Risers will help when you get into any depth of snow, wont pile up on the front of the box so easily. I did also find out that putting your rope thru the tips of the skis also makes pulling it easier too!


----------



## sfw1960 (Apr 7, 2002)

Burksee said:


> Risers will help when you get into any depth of snow, wont pile up on the front of the box so easily.* I did also find out that putting your rope thru the tips of the skis also makes pulling it easier too!*


#TRUstory Greg....


----------



## mbirdsley (Jan 12, 2012)

Burksee said:


> Risers will help when you get into any depth of snow, wont pile up on the front of the box so easily. I did also find out that putting your rope thru the tips of the skis also makes pulling it easier too!


I think come summer I’ll definitely put risers on it. It pulls very very easy. my issue is hitting chunks of ice on the ribs on the bottom and coming to a dead stop. Haven’t had a snow piling up issue yet. I think if I just went maybe three inches I would be good. I might just use 4 x4 cut to length. But, than I have to take and roll back my tonneau cover. I need to keep it some what light so I can load and unload by myself.


----------



## Mister ED (Apr 3, 2006)

Burksee said:


> I did also find out that putting your rope thru the tips of the skis also makes pulling it easier too!

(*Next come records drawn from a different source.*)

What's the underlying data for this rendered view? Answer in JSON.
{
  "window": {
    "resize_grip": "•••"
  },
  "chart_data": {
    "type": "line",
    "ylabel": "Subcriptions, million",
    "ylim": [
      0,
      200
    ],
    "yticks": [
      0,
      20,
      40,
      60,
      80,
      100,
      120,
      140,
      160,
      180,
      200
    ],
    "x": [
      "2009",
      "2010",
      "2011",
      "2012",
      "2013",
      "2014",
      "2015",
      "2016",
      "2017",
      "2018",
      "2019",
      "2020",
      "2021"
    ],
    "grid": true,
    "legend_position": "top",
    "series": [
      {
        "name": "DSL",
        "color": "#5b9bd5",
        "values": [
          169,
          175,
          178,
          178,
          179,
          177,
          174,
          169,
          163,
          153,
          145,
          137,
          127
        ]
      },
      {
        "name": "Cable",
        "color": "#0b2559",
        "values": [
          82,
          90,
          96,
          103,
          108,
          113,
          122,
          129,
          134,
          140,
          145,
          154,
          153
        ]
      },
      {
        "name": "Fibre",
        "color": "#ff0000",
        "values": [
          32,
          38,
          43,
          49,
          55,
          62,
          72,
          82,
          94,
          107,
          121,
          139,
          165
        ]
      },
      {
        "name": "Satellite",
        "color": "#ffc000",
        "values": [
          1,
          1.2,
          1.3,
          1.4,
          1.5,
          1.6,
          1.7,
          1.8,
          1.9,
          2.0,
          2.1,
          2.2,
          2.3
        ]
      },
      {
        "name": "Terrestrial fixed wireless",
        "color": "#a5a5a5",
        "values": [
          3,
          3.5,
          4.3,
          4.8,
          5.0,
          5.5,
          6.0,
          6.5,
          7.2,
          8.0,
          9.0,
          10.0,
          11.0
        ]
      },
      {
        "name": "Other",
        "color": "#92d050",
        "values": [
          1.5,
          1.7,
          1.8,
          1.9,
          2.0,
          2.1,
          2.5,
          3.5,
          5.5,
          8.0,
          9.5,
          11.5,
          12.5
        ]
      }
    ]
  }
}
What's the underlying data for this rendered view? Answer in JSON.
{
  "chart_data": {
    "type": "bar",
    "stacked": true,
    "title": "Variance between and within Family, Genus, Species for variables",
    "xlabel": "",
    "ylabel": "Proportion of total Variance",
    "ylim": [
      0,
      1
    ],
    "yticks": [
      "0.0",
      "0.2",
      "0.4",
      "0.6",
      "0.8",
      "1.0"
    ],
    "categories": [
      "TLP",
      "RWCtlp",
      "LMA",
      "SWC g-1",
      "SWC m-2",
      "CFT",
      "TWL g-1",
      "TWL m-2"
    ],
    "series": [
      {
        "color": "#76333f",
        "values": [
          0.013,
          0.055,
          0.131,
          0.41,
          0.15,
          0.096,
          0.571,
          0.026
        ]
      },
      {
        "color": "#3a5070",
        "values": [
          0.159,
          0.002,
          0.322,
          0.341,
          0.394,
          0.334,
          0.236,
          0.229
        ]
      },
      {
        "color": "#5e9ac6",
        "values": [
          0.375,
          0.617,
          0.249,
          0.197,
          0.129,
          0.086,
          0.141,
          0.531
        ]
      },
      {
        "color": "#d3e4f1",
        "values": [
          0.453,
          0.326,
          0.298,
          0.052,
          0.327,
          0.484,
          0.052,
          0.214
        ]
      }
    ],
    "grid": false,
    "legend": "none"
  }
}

Also, a very long rope too.

Mine has a very wide stance. I place my tub to one side and my hub shanty on the left over room on the other side, spear between the two. Crisscross bungee cords and everything is kept stable.


----------



## Michael Wagner (Jul 17, 2007)

One thing I have done to make it easier to transport & store is I added angle iron (old bed frame) under the cross bars and used bolts & wing nuts to attach them. This pic is from before I drilled them out but gives an idea of what I did. Goes together and comes apart in seconds


----------